Demeter’s Choice: A Portrait of My Grandmother as a Young Artist is the story of a young American sculptor named Mary Lawrence Tonetti who began studying under Augustus Saint-Gaudens at a very young age. She came of age in the art studios of New York and Paris in the late 19th century, and is most famous for her sculpture of Christopher Columbus for the Chicago World’s Fair of 1893.

The author is the sculptor’s own granddaughter, Mary Tonetti Dorra, who had access to wonderful personal information to make the story rich with detail and insight. There are even copies of some of Mary Lawrence’s original pen and ink sketches and travel notes.

Demeter’s Choice tells the story of one woman’s choice between art and love. Mary Lawrence led a remarkable, artistic life both before and after her big choice. It’s a life worth knowing more about. And for the followers of this blog who like to hear about art history in Paris, I’ll point out all of the Paris sites and scenes of interest.

Mary Lawrence Tonetti (1868-1945). Source: sgnhs.org.

Mary Lawrence Tonetti (1868-1945). Source: sgnhs.org.

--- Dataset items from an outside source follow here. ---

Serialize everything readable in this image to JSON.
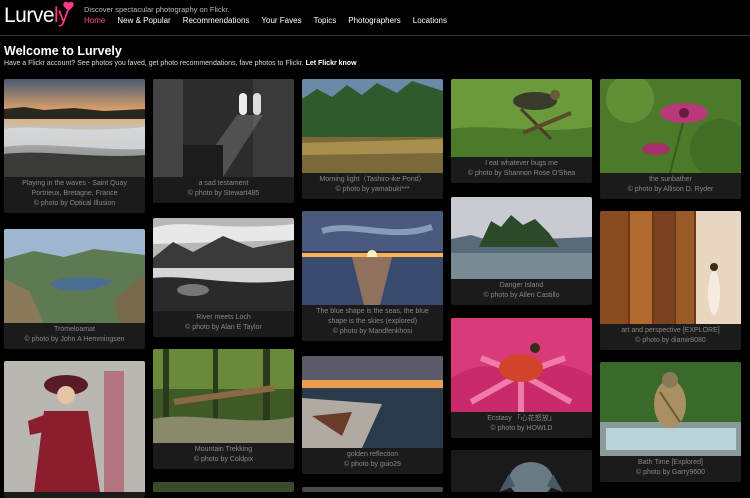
{
  "header": {
    "logo_main": "Lurve",
    "logo_accent": "ly",
    "tagline": "Discover spectacular photography on Flickr.",
    "nav": [
      "Home",
      "New & Popular",
      "Recommendations",
      "Your Faves",
      "Topics",
      "Photographers",
      "Locations"
    ],
    "active_nav": "Home"
  },
  "welcome": {
    "title": "Welcome to Lurvely",
    "subtitle": "Have a Flickr account? See photos you faved, get photo recommendations, fave photos to Flickr.",
    "link": "Let Flickr know"
  },
  "photos": [
    {
      "title": "Playing in the waves - Saint Quay Portrieux, Bretagne, France",
      "credit": "© photo by Optical Illusion"
    },
    {
      "title": "Tromeloamat",
      "credit": "© photo by John A Hemmingsen"
    },
    {
      "title": "",
      "credit": ""
    },
    {
      "title": "a sad testament",
      "credit": "© photo by Stewart485"
    },
    {
      "title": "River meets Loch",
      "credit": "© photo by Alan E Taylor"
    },
    {
      "title": "Mountain Trekking",
      "credit": "© photo by Coldpix"
    },
    {
      "title": "Morning light（Tashiro-ike Pond）",
      "credit": "© photo by yamabuki***"
    },
    {
      "title": "The blue shape is the seas, the blue shape is the skies (explored)",
      "credit": "© photo by Mandfenkhosi"
    },
    {
      "title": "golden reflection",
      "credit": "© photo by guio29"
    },
    {
      "title": "I eat whatever bugs me",
      "credit": "© photo by Shannon Rose O'Shea"
    },
    {
      "title": "Danger Island",
      "credit": "© photo by Allen Castillo"
    },
    {
      "title": "Ecstasy 「心花怒放」",
      "credit": "© photo by HOWLD"
    },
    {
      "title": "the sunbather",
      "credit": "© photo by Allison D. Ryder"
    },
    {
      "title": "art and perspective [EXPLORE]",
      "credit": "© photo by diamir8080"
    },
    {
      "title": "Bath Time [Explored]",
      "credit": "© photo by Garry9600"
    }
  ]
}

Mary Lawrence was a privileged young woman (her ancestors included a mayor of New York and Captain James Lawrence, a famous patriot famous for his wartime utterance: “Don’t give up the ship!”) who began a pampered life in Cliffside, her family’s large estate overlooking the Hudson River in Sneden’s Landing, New York. Mary was known to have grown up with a “robust temperament” and a taste for the outdoors. (Which to me is the Gilded Age way of saying she was a handful, a tomboy, a bit of a rebel. Funny how many of those kinds of Gilded Age girls turned out to be artists, especially sculptors….)

Mary enjoyed art from a very young age. When she was only seven years old, her family arranged for the up-and-coming Augustus Saint-Gaudens to come up to Sneden’s Landing to teach drawing and sculpture to Mary a group of other children. (Not a bad start for a kid!) When she was older, Mary continued art lessons at Saint-Gauden’s Fourteenth Street Studio in the German Savings Bank in New York City. Saint-Gaudens would have a huge influence on Mary’s life and career in art.

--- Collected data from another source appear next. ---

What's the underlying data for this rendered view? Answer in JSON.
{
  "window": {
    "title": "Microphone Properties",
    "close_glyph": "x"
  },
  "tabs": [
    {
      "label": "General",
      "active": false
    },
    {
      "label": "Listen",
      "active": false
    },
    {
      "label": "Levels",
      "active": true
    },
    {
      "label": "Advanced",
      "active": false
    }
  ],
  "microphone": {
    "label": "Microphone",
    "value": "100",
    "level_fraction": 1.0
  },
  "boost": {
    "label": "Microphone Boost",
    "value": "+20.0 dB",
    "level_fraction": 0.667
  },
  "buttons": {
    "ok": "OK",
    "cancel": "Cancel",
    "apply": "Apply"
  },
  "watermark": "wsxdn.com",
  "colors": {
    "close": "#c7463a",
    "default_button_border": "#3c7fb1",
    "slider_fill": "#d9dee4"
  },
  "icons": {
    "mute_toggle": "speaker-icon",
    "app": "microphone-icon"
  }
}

Augustus Saint-Gaudens, mentor and friend of Mary Lawrence

Augustus Saint-Gaudens, mentor and friend of Mary Lawrence

German Savings Bank around 1872, site of Augustus St. Gaudens studio. Source: Office for Metropolitan HIstory NYC

The German Savings Bank around 1872, the site of Augustus Saint-Gaudens 14th Street studio. Source: Office for Metropolitan History NYC.

By the time Mary was twenty years old, she was personal friends with Saint-Gaudens’ whole crowd, including the architects Charles McKim and Stanford White. Demeter’s Choice has a lovely scene where Saint-Gaudens, McKim and White joined Mary for a picnic at Sneden’s Landing before she set sail on her first Grand Tour of Europe in 1886. There were hints that Charles McKim, a married man of nearly forty, was already falling in love with her despite their vast difference in age.

Accompanied by a supportive aunt and her more conventional sister Edith, Mary Lawrence made the Grand Tour of Europe, including a summer of sightseeing through Belguim and Germany before she would settle in Paris and begin her art studies it the women’s atelier of the Académie Julian.

Passage des Panoramas in the 2nd arrondissement of Paris, the location of one of Académie Julian's atelier for women

Passage des Panoramas, just off of boulevard Montmartre in the 2nd arrondissement of Paris, the location of one of Académie Julian’s atelier for women. The studio is no longer there, but a stroll through the arcade will still give you a sense of the time and place.

Marie Baskirtsheff, In The Studio (1881). A painting of the women of Académie Julian.

Marie Bashkirtseff, In The Studio (1881). A painting of the women of Académie Julian by a Russian student famous for her memoir, The Journal of Marie Bashkirtseff.

Being a friend and an assistant to Augustus Saint-Gaudens opened many doors upon Mary’s arrival in Paris. He introduced her to many of the American artists who worked or studied there, including Mary Louise Fairchild from St. Louis, who was studying with Carolus-Duran and the Académie Julian on a prestigious fellowship. In Demeter’s Choice, the two Marys meet at the opening night of the Paris Salon of 1886, where Mary Fairchild’s portrait of Sara Hallowell was on display. Sara Hallowell was an American art agent for wealthy American art collectors such as Bertha Palmer of Chicago. Sara lived part of the year in Paris developing close relationships with Mary Cassatt, Claude Monet, Edgar Degas and Auguste Rodin. Mary Lawrence was making all the right connections too, a rare opportunity for such a young artist.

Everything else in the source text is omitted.